Sua poesia tem um quê de melancolia, de desesperança. Mostra que
estamos de passagem, somos seres frágeis, efêmeros. Uma sensação de
impermanência. Estou certa nessa impressão?
Melancolia sadia, sim.
Desesperança, nunca. Agora, que estamos de passagem, que a vida é frágil e que
o tempo neste plano é efêmero... até demais, não tenho dúvidas. Quando escrevo
um poema, nunca sei o que o leitor irá sentir ou interpretar. Muitas vezes, o
mesmo texto lido em momentos diferentes da vida ganha significados diferentes.
Como avalia o mercado editorial brasileiro no que tange a novos autores?
Há espaço para novas "vozes"?
O mercado literário brasileiro
nunca foi fácil. Os recursos – tanto públicos quanto privados – são parcos, o
estímulo é precário e a peneira das grandes editoras é muito estreita para os
iniciantes. Eu, por exemplo, atuo na literatura já faz um bom tempo, mas, para
o mercado editorial, sou iniciante.
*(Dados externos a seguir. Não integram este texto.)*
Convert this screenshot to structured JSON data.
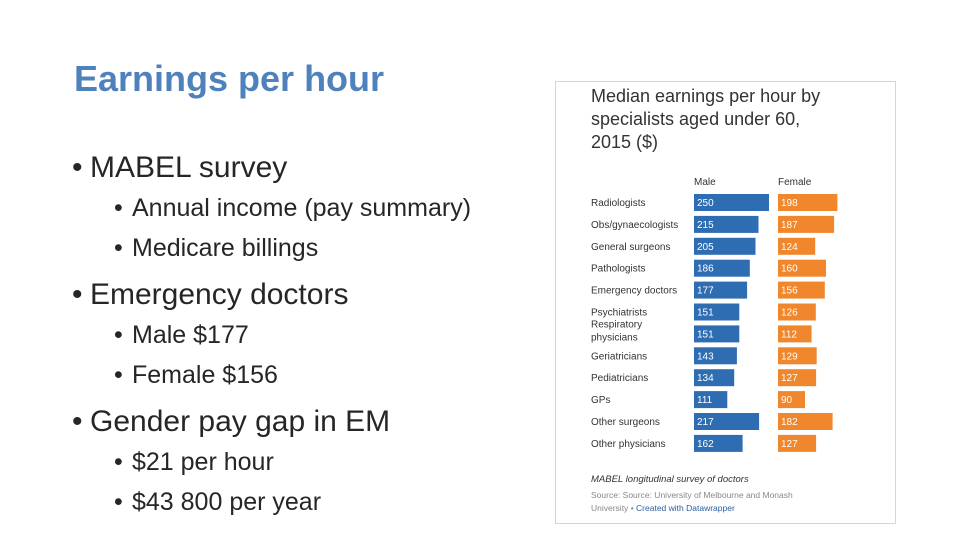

No entanto, acredito que novas vozes sempre
vão existir; o problema é manter o fôlego até atravessar a arrebentação.
Você ainda não publicou um livro, embora tenha poemas publicados aqui e
acolá. Pretende publicar? Há uma previsão de quando isso deve ocorrer?
Pretendo publicar, ainda neste
ano, o livro de poemas Os Sentidos.
Estou com um de poemas eróticos em andamento, além de um de contos e um
romance. Tenho poemas e contos publicados por todo o Brasil e também no
exterior.
Quais autores considera leitura obrigatória, especialmente para quem
tem pretensões literárias?
Os grandes clássicos da
literatura mundial. Em outras respostas citei o nome de alguns, já é um
excelente começo. Tenho convicção de que é lendo os bons escritores que
conseguimos refinar a arte de escrever. A literatura é como o amor: melhor se
for amplo.
Em um de seus poemas, Charles Bukowski diz, entre outras coisas:
"A não ser que saia espontâneo e sem permissão do seu coração, da sua
mente, da sua boca e suas entranhas, não escreva". Que conselho você dá a
quem quer começar a escrever?
Bukowski é um clássico da
literatura mundial, um gênio na habilidade com a palavra. Essa espontaneidade a
que ele se refere, a meu ver, significa não ter preconceitos com o que se
escreve. Se eu posso dar um conselho, é este: deixe sua literatura brotar
livre, embora a busque com fome, com transpiração. Conviva com seus escritos,
com seus personagens, com sua poesia. Permita que estes coexistam com você, com
todos conflitos que possam gerar, até ganharem uma forma "definitiva".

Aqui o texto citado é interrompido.